Long: First course in a two-semester survey on American Cinema (each course stands on its own; no requirement to take both or take these in sequence). We study American cinema from its beginnings, rooted in fairground exbibition and nickelodeons, and track the establishment of the great studios in the 1910s and 20s, the height of the studio system in the 30s and through World War II, and the decline of this mode of filmmaking in the late 50s/early 60s. Focus is on Hollywood cinema, with some documentaries, independent films, and experimental shorts covered.

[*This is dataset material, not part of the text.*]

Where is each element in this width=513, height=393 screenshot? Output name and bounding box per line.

Topics stardom and glamour, the Production Code/censorship, Cinema during the Depression, Realism and Expressionism, Hollywood and World War II, the anti-Communist witch hunt, the advent of color and widescreen film, TV as early competitor, and the B-movie, the teen market, and drive-ins. We pay special attention to the intersection of economics and the representation of race, gender, and sexuality. Genres include slapstick comedy, the gangster film, the musical, screwball comedy, film noir, the melodrama, westerns and historical epics. We study the impact of important individuals, including directors Alice Guy Blach?, D.W. Griffith, Oscar Micheaux, Charles Chaplin, Buster Keaton, Mabel Normand, Erich von Stroheim, Cecil B. DeMille, John Ford, Howard Hawks, Dorothy Arzner, Orson Welles, William Wyler, Frank Capra, Ida Lupino, Shirley Clarke, Nicholas Ray, Douglas Sirk, and Elia Kazan, cinematographers James Wong Howe and Gregg Toland, choreographers Busby Berkeley and Arthur Freed, and producers Irving Thalberg, David O. Selznick, Sam Spiegel, and Lou Wasserman.